• Wymóg kontroli drogomierza obejmie tylko pojazdy, które podlegają rejestracji
  • Po wymianie licznika nie trzeba będzie wozić do stacji diagnostycznej wózków widłowych czy maszyn budowlanych
  • Osoby oczekujące na decyzję o odstępstwie od warunków technicznych muszą się liczyć z karą pieniężną, gdy nie zarejestrują sprowadzonego pojazdu w ciągu 30 dni
  • Więcej takich tekstów znajdziesz na stronie głównej Onet.pl

Niewielka zmiana w przepisach może mieć ogromne znaczenie. Ministerstwo Infrastruktury doprecyzowuje przepisy związane z wymianą drogomierza. Okazało się, że przesadzono z katalogiem pojazdów objętych nową procedurą. Sięgnięto bowiem po definicję „środek transportu przeznaczony do poruszania się po drodze oraz maszynę lub urządzenie do tego przystosowane”. To oznacza, że na stację diagnostyczną powinny trafić nie tylko samochody poszczególnych kategorii (osobowe, dostawcze, ciężarowe, itd.), ale również wózki widłowe czy maszyny budowlane.

Wymiana licznika - są wyjątki

W uzasadnieniu projektu nowelizacji wyjaśniono: „Zmiana oznacza, że procedurze związanej z wymianą drogomierza podlegać będą wyłącznie pojazdy, które podlegają rejestracji, tj. pojazdy wskazane w art. 71 ust. 1 ustawy. Procedura nie będzie obejmowała pojazdu wolnobieżnego, z wyjątkiem pojazdu wolnobieżnego wchodzącego w skład kolejki turystycznej”.
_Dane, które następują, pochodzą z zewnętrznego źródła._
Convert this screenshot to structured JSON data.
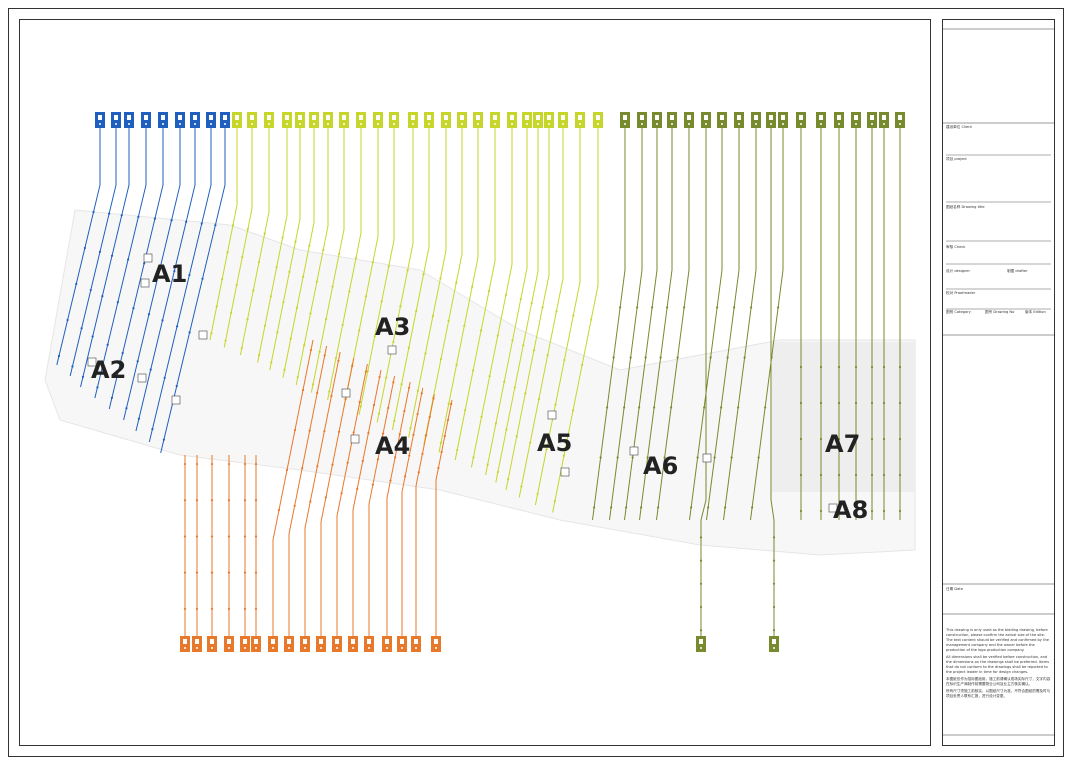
{
  "zones": [
    "A1",
    "A2",
    "A3",
    "A4",
    "A5",
    "A6",
    "A7",
    "A8"
  ],
  "title_block": {
    "client": "建设单位 Client",
    "project": "项目 project",
    "drawing_title": "图纸名称 Drawing title",
    "check": "审核 Check",
    "designer": "设计 designer",
    "drafter": "制图 drafter",
    "proofreader": "校对 Proofreader",
    "category": "图别 Category",
    "drawing_no": "图号 Drawing No",
    "edition": "版本 Edition",
    "date": "日期 Date"
  },
  "notes": [
    "This drawing is only used as the bidding drawing, before construction, please confirm the actual size of the site. The text content should be verified and confirmed by the management company and the owner before the production of the logo production company.",
    "All dimensions shall be verified before construction, and the dimensions on the drawings shall be preferred. Items that do not conform to the drawings shall be reported to the project leader in time for design changes.",
    "本图纸仅作为招标图纸用，施工前请确认现场实际尺寸，文字内容在标识生产商制作前需要物业公司及业主方核实确认。",
    "所有尺寸须施工前核实，以图纸尺寸为准，不符合图纸的需及时与项目负责人联系汇报，进行设计变更。"
  ]
}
W praktyce zatem z obowiązku kontroli drogomierza w stacji diagnostycznej wyłączono wspomniane wózki widłowe czy maszyny budowlane, których i tak nie sposób przebadać w typowej stacji diagnostycznej. Autorzy nowelizacji przyznają bowiem, że: „uprawniony diagnosta, który miałby weryfikować (odczytywać) stan drogomierza we wszystkich pojazdach, nie ma ani uprawnień, ani kompetencji do sprawdzania podzespołów np. maszyn niedrogowych, a same stacje kontroli pojazdów nie są przystosowane do przyjmowania takich pojazdów”. Na tym nie koniec.

Procedura wymiany drogomierza obejmuje także kolejne wyjątki. Dotyczą one samochodów wykorzystywanych przez różne służby, takie jak: wojsko, SOP, Policja, ABW, CBA, KAS, Straż Graniczna czy służby wywiadu i kontrwywiadu oraz organy celno-skarbowe. To akurat nie powinno szczególnie dziwić. Tłumaczone jest to nie tylko brakiem zasadności, ale także kwestiami bezpieczeństwa.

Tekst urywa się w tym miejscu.